March 18, 2009
The Laramie Project in schools
[This began as a comment on Vanessa’s post over on Feministing, but it started to get long-winded enough that I figured I might as well post it on my own blog.]
I think I can see the CYA/”plausible deniability” tactic inherent in the district saying Taylor wasn’t forced to resign “because of homosexuality” — I’ll bet their rationale would/will be that Taylor was forced to resign because of insubordination. According to the USA Today article*, “Taylor says she was let go for complaining to the board member” about the principal’s actions.
Now, mind you, I’m not saying that makes it okay, I’m just saying that’s probably their excuse.
This hits particularly close to home for me given that I showed The Laramie Project to my 100-level (college) English comp students one semester a few years ago.

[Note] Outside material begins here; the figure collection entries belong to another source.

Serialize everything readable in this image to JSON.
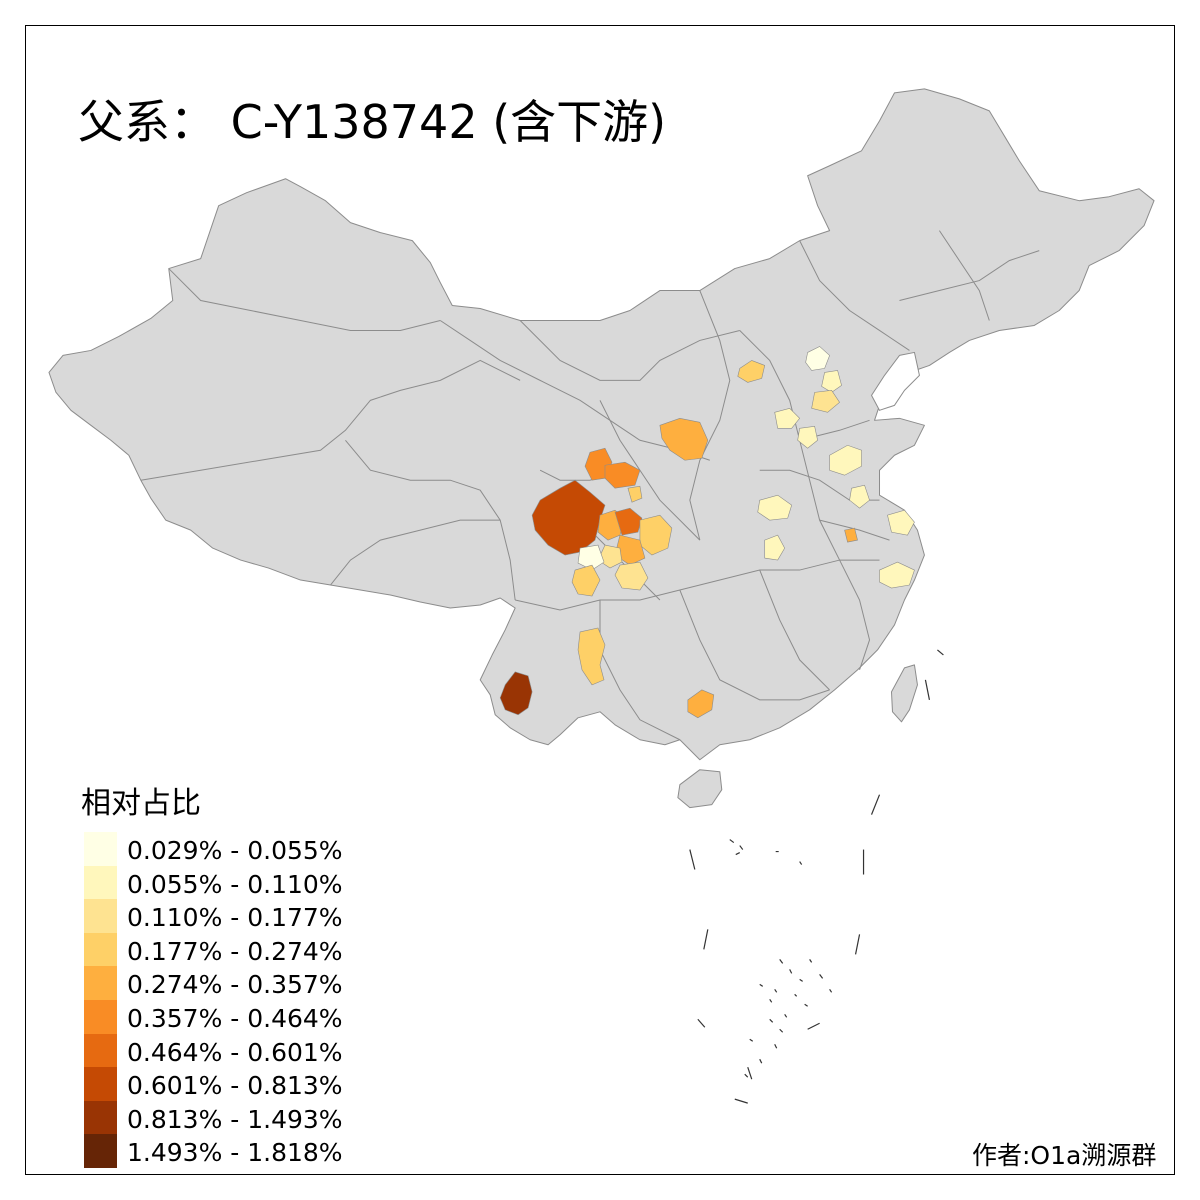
{
  "title": "父系： C-Y138742 (含下游)",
  "legend": {
    "title": "相对占比",
    "items": [
      {
        "label": "0.029% - 0.055%",
        "color": "#FFFFE5"
      },
      {
        "label": "0.055% - 0.110%",
        "color": "#FFF7BC"
      },
      {
        "label": "0.110% - 0.177%",
        "color": "#FEE391"
      },
      {
        "label": "0.177% - 0.274%",
        "color": "#FED067"
      },
      {
        "label": "0.274% - 0.357%",
        "color": "#FEAF3F"
      },
      {
        "label": "0.357% - 0.464%",
        "color": "#F98C25"
      },
      {
        "label": "0.464% - 0.601%",
        "color": "#E66A11"
      },
      {
        "label": "0.601% - 0.813%",
        "color": "#C54A04"
      },
      {
        "label": "0.813% - 1.493%",
        "color": "#993404"
      },
      {
        "label": "1.493% - 1.818%",
        "color": "#662506"
      }
    ]
  },
  "author": "作者:O1a溯源群",
  "colors": {
    "land": "#D9D9D9",
    "border": "#8C8C8C",
    "frame": "#000000"
  }
}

I did get one complaint that I was forcing my politics on the class, but for the most part my students seemed pretty receptive — as did Taylor’s students, from what little is discussed in the USA Today article. It gives me hope that as the younger generations get old enough to vote and get more involved with running for office and whatnot, we’ll be able to progress on the LGBTQ-rights front.
(It also makes me grateful that as a general rule, in theory, one doesn’t have to deal with parents when teaching at the college level. There’s little doubt in my mind that the principal in question had his change of heart because a parent complained, or at least because he feared a parental complaint.)

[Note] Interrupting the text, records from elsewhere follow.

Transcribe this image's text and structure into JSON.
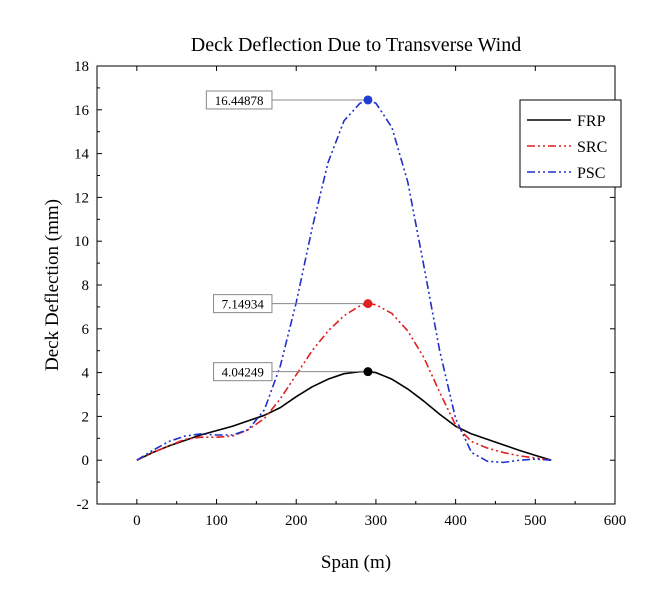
{
  "chart_data": {
    "type": "line",
    "title": "Deck Deflection Due to Transverse Wind",
    "xlabel": "Span (m)",
    "ylabel": "Deck Deflection (mm)",
    "xlim": [
      -50,
      600
    ],
    "ylim": [
      -2,
      18
    ],
    "xticks": [
      0,
      100,
      200,
      300,
      400,
      500,
      600
    ],
    "yticks": [
      -2,
      0,
      2,
      4,
      6,
      8,
      10,
      12,
      14,
      16,
      18
    ],
    "legend_position": "top-right",
    "series": [
      {
        "name": "FRP",
        "color": "#000000",
        "dash": "solid",
        "x": [
          0,
          20,
          40,
          60,
          80,
          100,
          120,
          140,
          160,
          180,
          200,
          220,
          240,
          260,
          280,
          290,
          300,
          320,
          340,
          360,
          380,
          400,
          420,
          440,
          460,
          480,
          500,
          520
        ],
        "y": [
          0,
          0.35,
          0.65,
          0.9,
          1.15,
          1.35,
          1.55,
          1.8,
          2.05,
          2.4,
          2.9,
          3.35,
          3.7,
          3.95,
          4.04,
          4.04249,
          4.0,
          3.7,
          3.25,
          2.7,
          2.1,
          1.55,
          1.2,
          0.95,
          0.7,
          0.45,
          0.22,
          0
        ]
      },
      {
        "name": "SRC",
        "color": "#e02020",
        "dash": "dash-dot-dot",
        "x": [
          0,
          20,
          40,
          60,
          80,
          100,
          120,
          140,
          160,
          180,
          200,
          220,
          240,
          260,
          280,
          290,
          300,
          320,
          340,
          360,
          380,
          400,
          420,
          440,
          460,
          480,
          500,
          520
        ],
        "y": [
          0,
          0.35,
          0.65,
          0.95,
          1.05,
          1.05,
          1.1,
          1.4,
          1.9,
          2.8,
          3.9,
          5.0,
          5.9,
          6.6,
          7.05,
          7.14934,
          7.1,
          6.7,
          5.9,
          4.7,
          3.1,
          1.6,
          0.85,
          0.55,
          0.35,
          0.2,
          0.1,
          0
        ]
      },
      {
        "name": "PSC",
        "color": "#2030c8",
        "dash": "dash-dot-dot",
        "x": [
          0,
          20,
          40,
          60,
          80,
          100,
          120,
          140,
          160,
          180,
          200,
          220,
          240,
          260,
          280,
          290,
          300,
          320,
          340,
          360,
          380,
          400,
          420,
          440,
          460,
          480,
          500,
          520
        ],
        "y": [
          0,
          0.45,
          0.85,
          1.1,
          1.2,
          1.15,
          1.15,
          1.4,
          2.3,
          4.3,
          7.2,
          10.6,
          13.6,
          15.5,
          16.3,
          16.44878,
          16.3,
          15.2,
          12.7,
          8.9,
          5.0,
          1.9,
          0.35,
          -0.05,
          -0.1,
          0.0,
          0.05,
          0
        ]
      }
    ],
    "annotations": [
      {
        "text": "16.44878",
        "x": 290,
        "y": 16.44878,
        "color": "#1f3fd0"
      },
      {
        "text": "7.14934",
        "x": 290,
        "y": 7.14934,
        "color": "#e02020"
      },
      {
        "text": "4.04249",
        "x": 290,
        "y": 4.04249,
        "color": "#000000"
      }
    ]
  }
}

*On a fairly tangential note, I don’t know what to make of the article’s title, which refers to The Laramie Project as a “gay-themed film.” It’s about a man who was brutally murdered because he was gay, and how the community responded to his death. So, I guess “gay-themed” is accurate because the subject matter includes what it’s like to be gay, but it seems overly simplistic, and I think it also speaks to the ghettoization of LGBTQ art, film, and literature (and this is often true of ethnic art, film, and literature as well), because I would argue that the dominant culture has more to learn from this film than your average LGBTQ person does. But that’s a whole ‘nother kettle of fish, I suppose.